Alagnav.Marsh McLennan Companies

Appellate Division of the Supreme Court of New York, First DepartmentJul 29, 1999
693 N.Y.S.2d 132 (N.Y. App. Div. 1999)
693 N.Y.S.2d 132263 A.D.2d 430

July 29, 1999.

Order, Supreme Court, New York County (Edward Lehner, J.), entered on or about August 26, 1998, which, to the extent appealed from, granted the motion of defendant Cushman Wakefield and the cross motion of defendant SRC Contractors for summary judgment dismissing the complaint as against them, unanimously reversed, on the law, without costs, the motions denied, the complaint reinstated against Cushman Wakefield and SRC Contractors, and the matter remanded for further proceedings. Appeal from order, same court and Justice, entered on or about December 7, 1998, which denied plaintiffs' motion to renew, unanimously dismissed, without costs, as academic.

PRESENT: Ellerin, P. J., Mazzarelli, Rubin, Andrias and Buckley, JJ.

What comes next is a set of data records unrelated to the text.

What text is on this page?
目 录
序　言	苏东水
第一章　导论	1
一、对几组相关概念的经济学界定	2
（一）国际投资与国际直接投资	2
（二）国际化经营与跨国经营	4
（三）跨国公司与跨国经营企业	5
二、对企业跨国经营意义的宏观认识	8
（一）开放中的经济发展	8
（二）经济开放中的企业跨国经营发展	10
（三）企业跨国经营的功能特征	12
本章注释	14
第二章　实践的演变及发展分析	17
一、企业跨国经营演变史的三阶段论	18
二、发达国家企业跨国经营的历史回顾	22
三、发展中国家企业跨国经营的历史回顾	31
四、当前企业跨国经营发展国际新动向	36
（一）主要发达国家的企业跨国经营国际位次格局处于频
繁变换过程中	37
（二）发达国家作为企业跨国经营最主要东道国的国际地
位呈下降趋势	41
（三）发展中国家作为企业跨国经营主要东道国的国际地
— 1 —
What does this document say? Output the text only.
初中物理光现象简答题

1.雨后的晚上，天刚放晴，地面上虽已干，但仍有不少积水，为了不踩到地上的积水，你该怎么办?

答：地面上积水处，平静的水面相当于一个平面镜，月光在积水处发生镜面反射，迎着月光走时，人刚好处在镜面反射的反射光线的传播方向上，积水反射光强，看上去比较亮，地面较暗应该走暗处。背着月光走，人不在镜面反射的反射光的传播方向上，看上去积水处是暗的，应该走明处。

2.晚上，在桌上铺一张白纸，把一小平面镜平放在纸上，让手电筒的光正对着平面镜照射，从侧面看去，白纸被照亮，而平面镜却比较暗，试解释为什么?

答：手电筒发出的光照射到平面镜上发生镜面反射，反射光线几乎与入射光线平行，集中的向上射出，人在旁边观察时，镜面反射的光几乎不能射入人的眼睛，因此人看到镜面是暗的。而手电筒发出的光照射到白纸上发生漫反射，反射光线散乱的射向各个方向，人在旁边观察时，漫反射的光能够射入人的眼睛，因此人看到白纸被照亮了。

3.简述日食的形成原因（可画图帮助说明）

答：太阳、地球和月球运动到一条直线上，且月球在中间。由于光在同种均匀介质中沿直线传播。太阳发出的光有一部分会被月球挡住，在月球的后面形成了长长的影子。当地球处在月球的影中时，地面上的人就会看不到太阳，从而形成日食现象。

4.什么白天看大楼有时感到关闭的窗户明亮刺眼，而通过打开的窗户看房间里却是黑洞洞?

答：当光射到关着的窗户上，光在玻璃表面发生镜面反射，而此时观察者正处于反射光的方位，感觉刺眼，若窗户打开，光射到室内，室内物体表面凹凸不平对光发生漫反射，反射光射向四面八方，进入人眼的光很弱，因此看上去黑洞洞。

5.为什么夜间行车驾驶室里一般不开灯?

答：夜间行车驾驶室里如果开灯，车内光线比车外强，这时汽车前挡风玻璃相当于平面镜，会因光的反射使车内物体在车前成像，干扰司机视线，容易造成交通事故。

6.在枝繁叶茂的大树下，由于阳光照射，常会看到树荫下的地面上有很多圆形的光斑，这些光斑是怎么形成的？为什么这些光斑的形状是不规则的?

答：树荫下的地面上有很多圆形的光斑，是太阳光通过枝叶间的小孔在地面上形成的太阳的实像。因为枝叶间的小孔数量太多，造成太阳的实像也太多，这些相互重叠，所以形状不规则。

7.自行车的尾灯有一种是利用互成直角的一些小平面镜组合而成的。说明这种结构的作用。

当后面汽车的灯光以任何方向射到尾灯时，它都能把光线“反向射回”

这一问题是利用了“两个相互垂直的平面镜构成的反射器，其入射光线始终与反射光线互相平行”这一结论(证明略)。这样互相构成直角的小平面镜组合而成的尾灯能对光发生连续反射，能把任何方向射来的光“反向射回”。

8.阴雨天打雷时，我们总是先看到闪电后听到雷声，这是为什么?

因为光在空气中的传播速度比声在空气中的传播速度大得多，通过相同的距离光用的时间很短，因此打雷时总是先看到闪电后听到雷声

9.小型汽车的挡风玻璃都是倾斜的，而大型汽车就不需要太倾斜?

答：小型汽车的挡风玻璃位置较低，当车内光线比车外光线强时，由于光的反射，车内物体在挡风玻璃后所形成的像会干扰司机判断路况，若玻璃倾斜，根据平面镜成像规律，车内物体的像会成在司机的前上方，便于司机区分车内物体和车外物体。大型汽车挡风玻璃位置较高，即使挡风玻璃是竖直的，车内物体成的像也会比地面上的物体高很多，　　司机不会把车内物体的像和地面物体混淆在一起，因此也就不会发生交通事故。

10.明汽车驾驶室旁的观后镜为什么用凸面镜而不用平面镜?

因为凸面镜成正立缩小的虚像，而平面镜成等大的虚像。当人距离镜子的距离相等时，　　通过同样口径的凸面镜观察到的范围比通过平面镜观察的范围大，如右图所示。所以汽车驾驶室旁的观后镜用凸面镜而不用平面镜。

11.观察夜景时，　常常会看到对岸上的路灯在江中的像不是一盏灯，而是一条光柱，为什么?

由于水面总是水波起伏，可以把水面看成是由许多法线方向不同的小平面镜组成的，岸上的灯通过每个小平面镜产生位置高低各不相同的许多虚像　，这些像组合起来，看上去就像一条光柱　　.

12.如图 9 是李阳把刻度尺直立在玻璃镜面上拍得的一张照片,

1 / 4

In light of plaintiffs deposition testimony that the area of carpeting upon which he tripped frequently had raised carpet squares and that he had personally observed employees of defendant managing agent Cushman Wakefield making repairs to that same part of the carpeting, issues of fact were raised as to whether Cushman Wakefield had notice, actual or constructive, of the defect to which plaintiff attributes his injury and as to whether it had sufficient control over the accident site to be charged with liability for failing to remedy the alleged hazard. These issues were not properly resolved in the context of a motion for summary judgment ( see, Sillman v. Twentieth Century-Fox Film Corp., 3 N.Y.2d 395, 404; Bronx County Pub. Adm'r v. New York City Hous. Auth., 182 A.D.2d 517). Plaintiffs evidence as to the recurrent problem with the carpeting squares in the area of his accident also suffices to raise a triable issue as to whether repairs by defendant SRC Contractors to that same area of carpeting were negligently performed and whether the repaired squares were the proximate cause of plaintiffs fall. Accordingly, neither the motion nor the cross motion for summary judgment should have been granted.